Im going for Nad+ iv in a few weeks for addiction, ive read far to many good things from many places, i respond very well to NR

Maybe try listening and reading the comments on this link then comment.. would be good to hear your views then..

Link

https://bengreenfiel...07/what-is-nad/

 

what does respond well to NR mean? do you feel something specific or you respond well meaning no side effects

[normalizing]

i have to ask, did anyone pay attention to this one; https://en.wikipedia.org/wiki/Butein seems quite interesting for NAD

[Harkijn]

i have to ask, did anyone pay attention to this one; https://en.wikipedia.org/wiki/Butein seems quite interesting for NAD

Yes, I read up on buteine some time ago when I found it included in this guy's list:

 

https://selfhacked.c...-health-issues/

 

I think it's an interesting phenol but so are all substances on the list.
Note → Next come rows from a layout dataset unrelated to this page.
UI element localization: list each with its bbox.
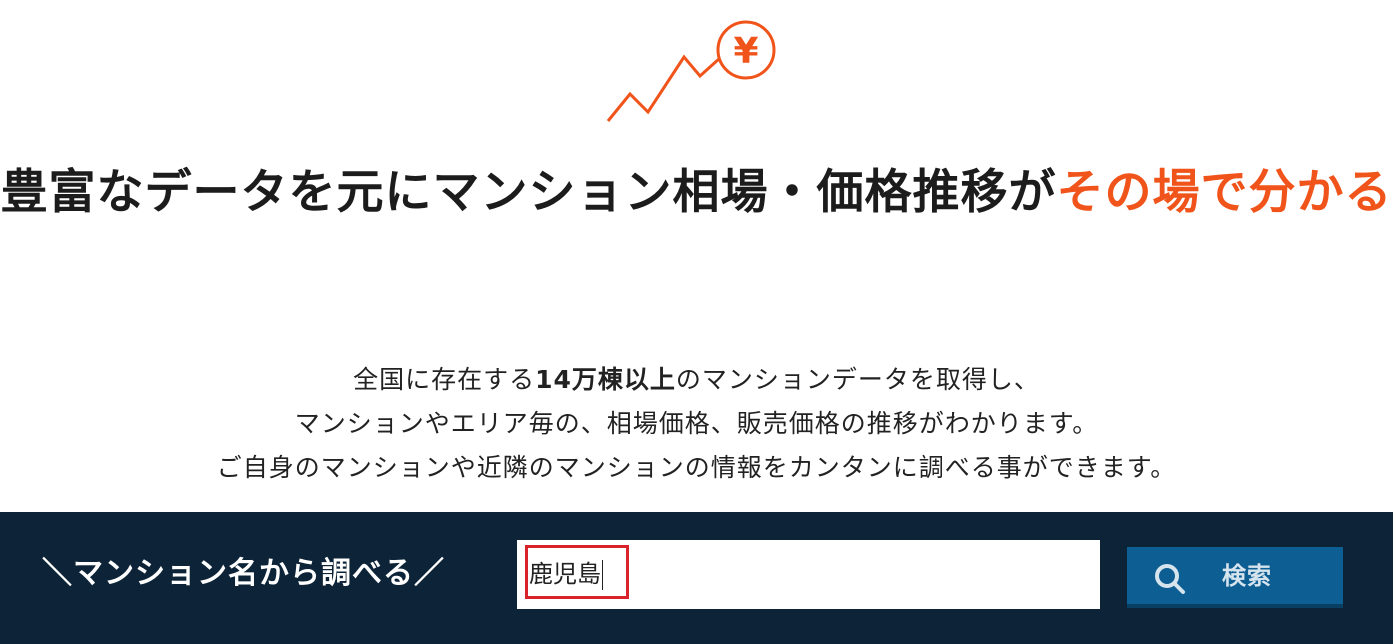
highlight-box	[525, 545, 629, 599]
description-line-1: 全国に存在する14万棟以上のマンションデータを取得し、	[0, 358, 1393, 402]
price-trend-yen-icon: ¥	[606, 20, 776, 122]
description-line-1-post: のマンションデータを取得し、	[675, 365, 1040, 394]
search-heading: ＼マンション名から調べる／	[42, 556, 445, 591]
search-icon	[1155, 564, 1185, 594]
search-button-label: 検索	[1222, 562, 1272, 590]
description-line-2: マンションやエリア毎の、相場価格、販売価格の推移がわかります。	[294, 409, 1099, 438]
headline-accent: その場で分かる	[1056, 165, 1393, 220]
description-highlight-count: 14万棟以上	[535, 365, 676, 394]
description-line-3: ご自身のマンションや近隣のマンションの情報をカンタンに調べる事ができます。	[216, 453, 1177, 482]
page: ¥ 豊富なデータを元にマンション相場・価格推移がその場で分かる 全国に存在する1…	[0, 0, 1393, 644]
headline-main: 豊富なデータを元にマンション相場・価格推移が	[0, 165, 1057, 220]
search-band: ＼マンション名から調べる／ 鹿児島 検索	[0, 512, 1393, 644]
page-headline: 豊富なデータを元にマンション相場・価格推移がその場で分かる	[0, 152, 1393, 234]
description-line-1-pre: 全国に存在する	[353, 365, 536, 394]
description: 全国に存在する14万棟以上のマンションデータを取得し、 マンションやエリア毎の、…	[0, 358, 1393, 490]
search-button[interactable]: 検索	[1127, 547, 1343, 608]
search-input[interactable]: 鹿児島	[517, 540, 1100, 609]
yen-symbol: ¥	[733, 31, 758, 72]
My personal conclusion is to eat plant-based with many (fresh) herbs ad spices included. And of course take NR.....

[Journey2016]

Im going for Nad+ iv in a few weeks for addiction, ive read far to many good things from many places, i respond very well to NR

Maybe try listening and reading the comments on this link then comment.. would be good to hear your views then..

Link

https://bengreenfiel...07/what-is-nad/

what does respond well to NR mean? do you feel something specific or you respond well meaning no side effects

Respond well- huge energy boost, well being, feel good.. happy.. huge impact of drug craving..

[normalizing]

 

 

Im going for Nad+ iv in a few weeks for addiction, ive read far to many good things from many places, i respond very well to NR

Maybe try listening and reading the comments on this link then comment.. would be good to hear your views then..

Link

https://bengreenfiel...07/what-is-nad/

what does respond well to NR mean? do you feel something specific or you respond well meaning no side effects

Respond well- huge energy boost, well being, feel good.. happy.. huge impact of drug craving..

 

 

 

interesting. i have drug problem too and i didnt notice helping me with this at all and also i dont get mood boost or physical energy at all. im taking 300mg switched to 400mg thinking extra 100 might help, but nothing really. maybe its best to just go low dose 100mg and hope for the best?